The first fMRI paradigms were based on the same activation paradigms employed with PET, often referred to as blocked paradigms. These paradigms consist of administering the various conditions for several tens of seconds in a blocked manner. Analyses typically involve generating statistical maps of contrasts between images collected during the various conditions. Developments in the analysis of fMRI data have expanded the range of the paradigms available with fMRI. Such paradigms originated from researchers familiar with the ERP methodology and are thus referred to as event-related paradigms. Event-related paradigms essentially allow the presentation of trials in the various conditions in a mixed manner, thus eliminating several confounds inherent in the blocked paradigms, such as the effect of expectancy. The analytical methods used to analyze event-related paradigms usually rely on the assumption that the hemodynamic response is linear and time-invariant. That is, the methods assume that the response to stimuli A and B presented in close temporal succession can be estimated by summing the responses to stimuli A and B presented independently of each other. Results from several studies are consistent with the assumption that activation-induced hemodynamic responses behave in a roughly linear manner. For example, the hemodynamic response in the visual cortex is approximately linear, although the response to brief stimuli is greater than that predicted by a linear, time-invariant system. Despite such documented deviations from linearity, several studies have shown that useful results can be obtained by using the linearity assumption. For example, responses to visual stimuli delivered as rapidly as 1 per second can be resolved.
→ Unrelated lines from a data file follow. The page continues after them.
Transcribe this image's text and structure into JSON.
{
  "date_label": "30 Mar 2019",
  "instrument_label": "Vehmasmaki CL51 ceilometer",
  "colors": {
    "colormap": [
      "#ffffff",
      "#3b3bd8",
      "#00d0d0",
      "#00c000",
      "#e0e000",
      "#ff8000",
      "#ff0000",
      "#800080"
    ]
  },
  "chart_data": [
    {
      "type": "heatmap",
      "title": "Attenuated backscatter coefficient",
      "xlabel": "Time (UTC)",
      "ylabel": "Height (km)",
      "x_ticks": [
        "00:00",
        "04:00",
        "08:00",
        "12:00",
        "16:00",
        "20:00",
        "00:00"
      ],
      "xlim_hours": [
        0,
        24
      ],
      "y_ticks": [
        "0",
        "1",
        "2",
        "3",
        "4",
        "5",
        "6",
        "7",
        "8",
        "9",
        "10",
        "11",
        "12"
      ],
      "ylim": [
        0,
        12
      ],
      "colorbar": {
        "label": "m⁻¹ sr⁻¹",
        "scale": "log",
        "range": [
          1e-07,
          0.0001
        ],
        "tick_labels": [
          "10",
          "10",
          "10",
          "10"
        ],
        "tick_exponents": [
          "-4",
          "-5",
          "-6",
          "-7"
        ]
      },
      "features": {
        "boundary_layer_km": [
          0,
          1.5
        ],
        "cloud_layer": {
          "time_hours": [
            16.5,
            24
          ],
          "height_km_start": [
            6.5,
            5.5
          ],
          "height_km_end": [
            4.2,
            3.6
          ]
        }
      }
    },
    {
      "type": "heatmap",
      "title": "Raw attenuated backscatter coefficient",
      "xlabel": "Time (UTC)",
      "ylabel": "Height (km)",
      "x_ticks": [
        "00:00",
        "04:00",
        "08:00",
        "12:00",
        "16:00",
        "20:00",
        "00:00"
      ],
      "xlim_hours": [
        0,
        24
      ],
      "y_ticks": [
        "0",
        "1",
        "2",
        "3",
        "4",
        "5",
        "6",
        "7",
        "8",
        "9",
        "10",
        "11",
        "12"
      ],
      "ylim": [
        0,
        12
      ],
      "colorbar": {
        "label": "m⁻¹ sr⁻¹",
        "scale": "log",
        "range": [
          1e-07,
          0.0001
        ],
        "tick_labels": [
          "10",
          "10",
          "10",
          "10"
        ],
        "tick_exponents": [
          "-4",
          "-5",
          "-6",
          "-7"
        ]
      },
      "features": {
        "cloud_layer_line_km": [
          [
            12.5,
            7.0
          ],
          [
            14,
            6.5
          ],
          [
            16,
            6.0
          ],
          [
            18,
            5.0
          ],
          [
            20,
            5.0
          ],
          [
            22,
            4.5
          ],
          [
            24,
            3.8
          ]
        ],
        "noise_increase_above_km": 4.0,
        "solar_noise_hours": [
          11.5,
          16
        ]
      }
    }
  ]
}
Furthermore, reliable activation maps can be obtained with stimuli presented at an average rate of 2 per second, provided that the interval between stimuli varies randomly. The possibility of using rapid presentation paradigms with fMRI is important in part because it has allowed the use of exactly the same paradigms typically employed with electromagnetic techniques, which has promoted the direct comparison of fMRI results with those obtained from EEG and MEG.

5. Summary of Advantages and Disadvantages of fMRI

To summarize, fMRI is the most common form of functional neuroimaging today for good reasons: in addition to its relatively good spatial and temporal resolution, it is also widely available (most hospitals have an MRI machine) and is relatively inexpensive, especially compared to PET. However, the technique is not ideal. First, it is very noisy; the shifting magnetic fields cause physical movements ofthe magnets, which, like a conventional loudspeaker, displace air and thus produce sound. Second, the hole in the bore is relatively narrow but very deep, which some people find uncomfortable. Third, the technique is very sensitive to motion. Although statistical methods have been designed to correct for the distortions produced by motion, this is still a major problem. Fourth, gradient echo EPI, the method most widely used for fast imaging, does not work well for areas adjacent to tissue-air interfaces.